Eating fresh foods is important not only for physical health reasons, but also for astronauts’ mental health. Repetitive, processed meals can be unappetizing and lead to what is called menu fatigue, in which astronauts don’t want to eat because they are so sick of having the same foods over and over. And that can be a real problem when astronauts are losing weight and not getting enough nutrients.
Fortunately, we’re getting better and better at growing a wider variety of foods in the microgravity conditions of space. In the last few years, astronauts on the International Space Station (ISS) have grown foods like radishes, lettuce, and chili peppers. And now, a team of researchers has come up with an “astronaut salad” featuring foods that could be grown in space.

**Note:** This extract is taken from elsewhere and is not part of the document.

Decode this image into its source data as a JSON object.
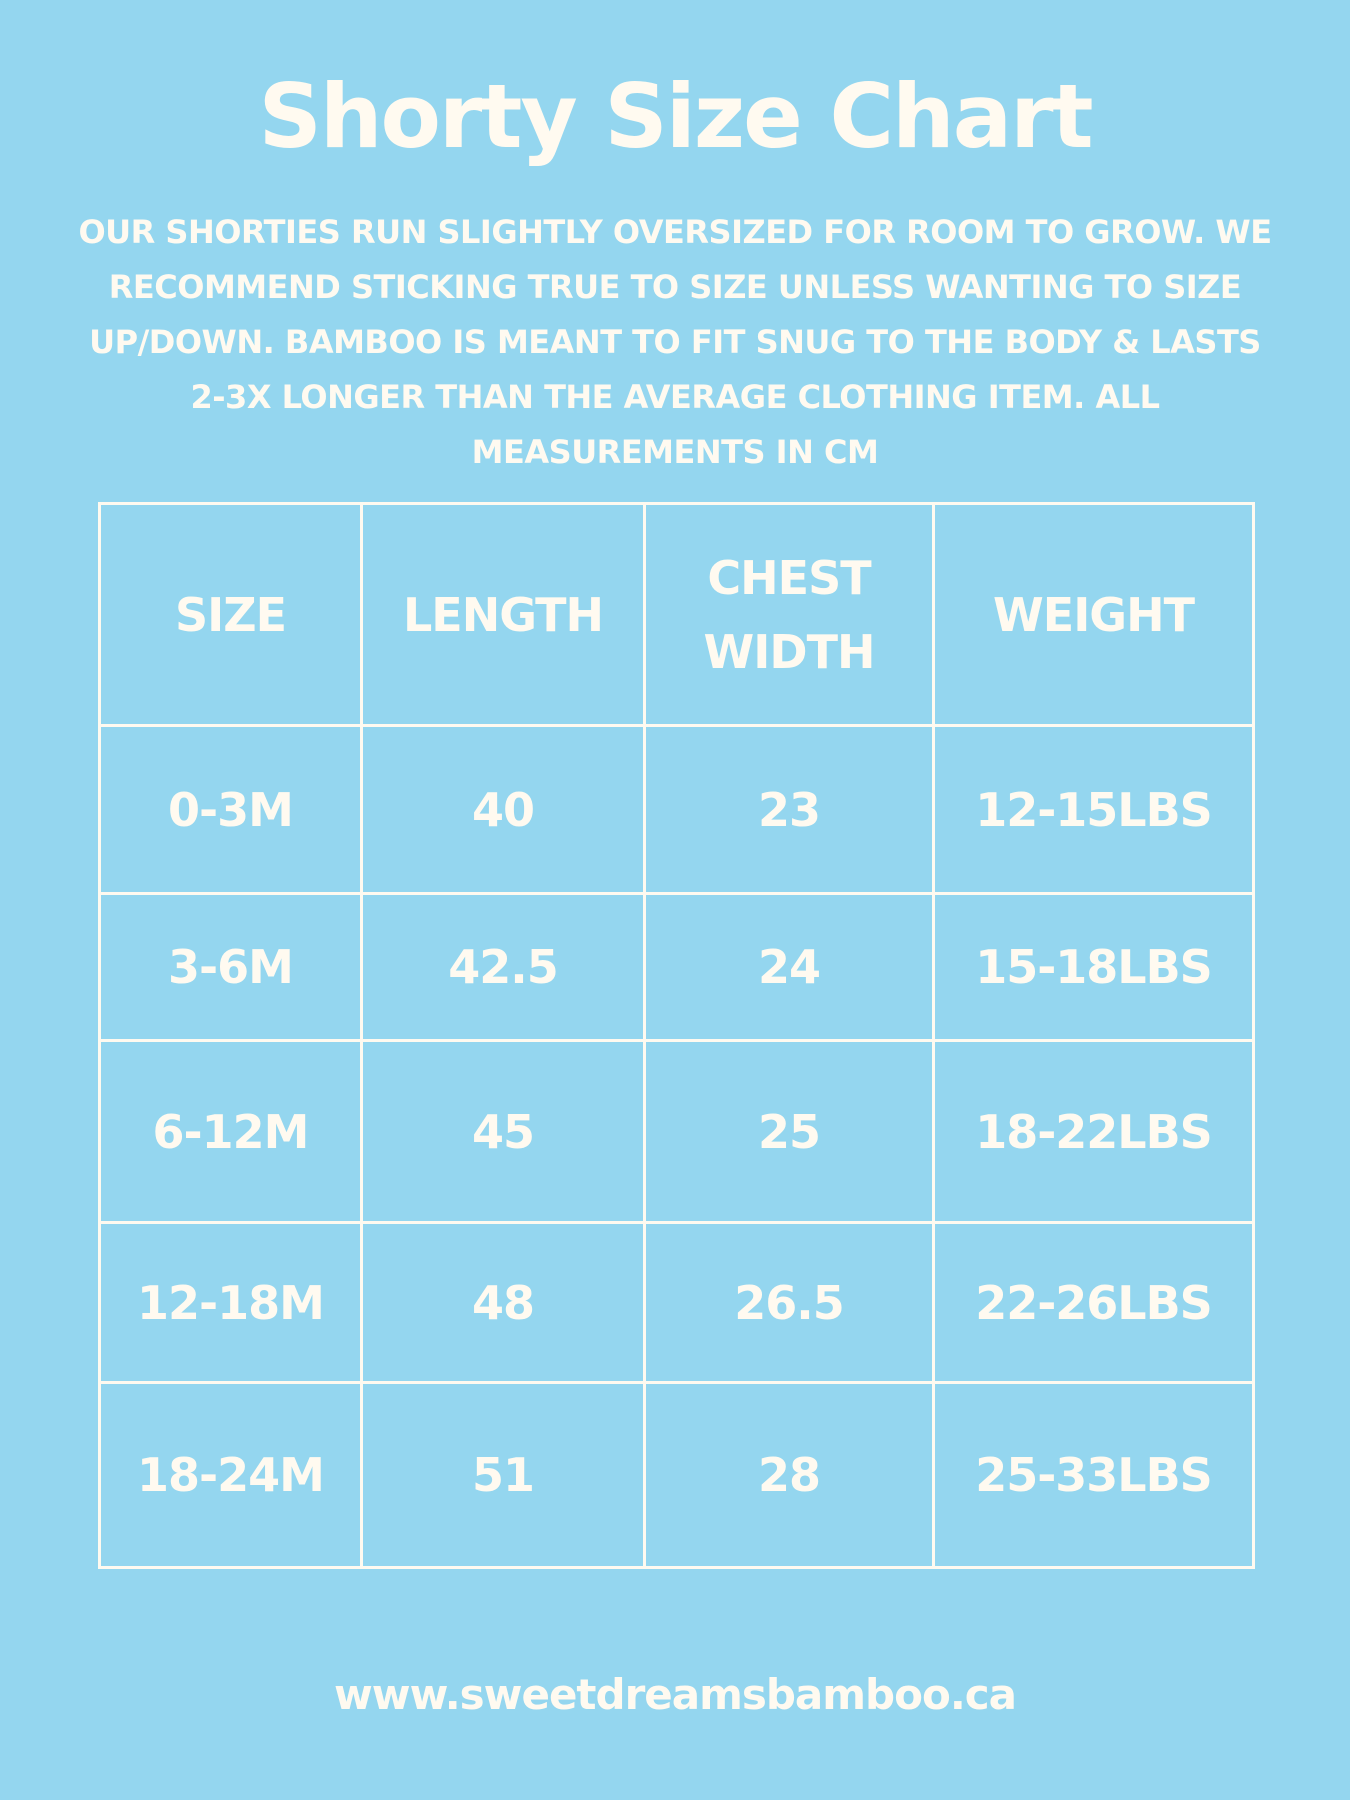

The salad, developed by researchers at the University of Adelaide in Australia and the University of Nottingham in the U.K. contains a mixture of the following: soybean, poppy, barley, kale, peanuts, sweet potato, and sunflower seeds. The precise amounts of each ingredient have been adjusted so that it delivers the nutrients an astronaut would require as measured by a 2011 NASA study, — and so that it tastes good as well.
“We have simulated a mix of six to eight crops that deliver all the required nutrients that an astronaut needs, which is different from what people need on Earth,” one of the researchers, Volker Hessel of the University of Adelaide, said in a statement. “While there are dozens of crops that can fulfill an astronaut’s nutrient requirements, we needed to find those that could pack a punch and deliver the calories needed in smaller portions that could be grown in a small space.”
The researchers used a computational model to help them balance the nutritional needs of the astronauts, working from a list of more than 100 plants that could be suitable for growing in space. These are foods that can be grown in a small space, in a hydroponic system, and require minimal fertilizer.
To keep the meal appealing, the researchers chose plants with a variety of colors, textures, and flavors. “Food is such an integral part of staying healthy and happy, and there are many factors that contribute to this,” said another of the researchers, Shu Liang of the University of Nottingham. “As well as the nutritional values and ability to grow the plants in space, we also looked at other important aspects of a space diet to promote astronaut well-being, including color, taste and eating together.”
A team of volunteers tasted the salad and seemed happy with it, with one saying that they “wouldn’t mind eating this all week as an astronaut.”